Optical Technician Education Requirements and Career Information
Optical technicians, sometimes called optical mechanics, work in laboratories to produce prescription lenses for eyeglasses and contact lenses. They also produce lenses for optical instruments, such as binoculars and telescopes. Some optical technicians receive on-the-job training while others acquire their training through programs offered at vocational schools and community colleges.
Optical Technician Education Requirements
The basic level of education required for a career as an optical technician is a high school diploma or GED. Many optical technicians gain knowledge and skills through on-the-job training; however, vocational, technical and community colleges offer certificate or associate's degree programs for those interested in becoming optical technicians.

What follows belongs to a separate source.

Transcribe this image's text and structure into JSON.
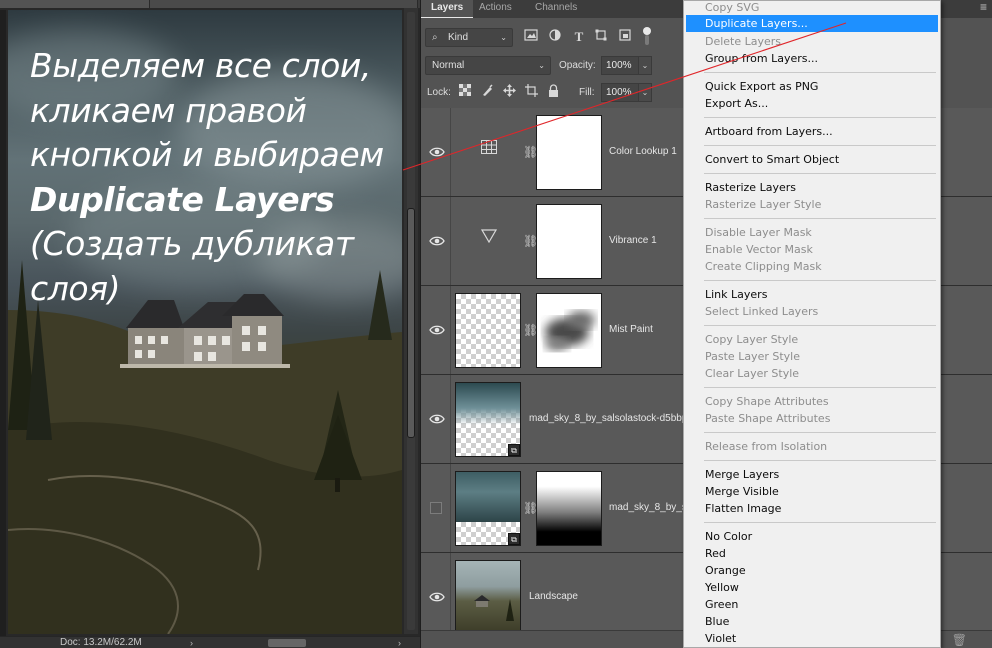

An optical laboratory technician certificate program prepares students for entry-level positions in wholesale, retail or independent laboratories. These programs, which can usually be completed in six months to a year, include classes and lab work in basic and advanced ophthalmic optics.
Students in an Associate of Applied Science in Optical Technology program receive instruction in theoretical and mechanical optics, eye anatomy, lens design, lens surfacing, optical testing and optical physics. A practicum or capstone course is generally part of the program requirements.
Optical technicians typically work in ophthalmic laboratories, where they produce lenses according to specifications listed on optical prescriptions. After receiving a prescription, the technician obtains lens blanks and makes the calculations on grinding lenses to the desired specifications. The optical technician uses a lens meter to inspect completed lenses and may then apply protective coating before shaping the lenses to fit eyeglass frames, cameras or telescopes. Optical technicians also repair damaged eyeglasses.
Producing lenses requires the use of machines that perform tasks like cutting, grinding, edging and finishing. While many technicians still grind and edge lenses by hand, they are expected to know how to operate each machine. Optical technicians work with equipment such as computer-based generators, automatic edgers, lens measuring instruments and small hand tools.
Optical technicians are required to have manual dexterity, basic computer skills, knowledge of optical theory and lens production, and the ability to read and apply optical prescriptions and do precision work. The U.S. Bureau of Labor Statistics reported there were 35,200 employed optical technicians in the nation in 2008 (www.bls.gov). The median annual salary for optical technicians in 2008 was $27,210.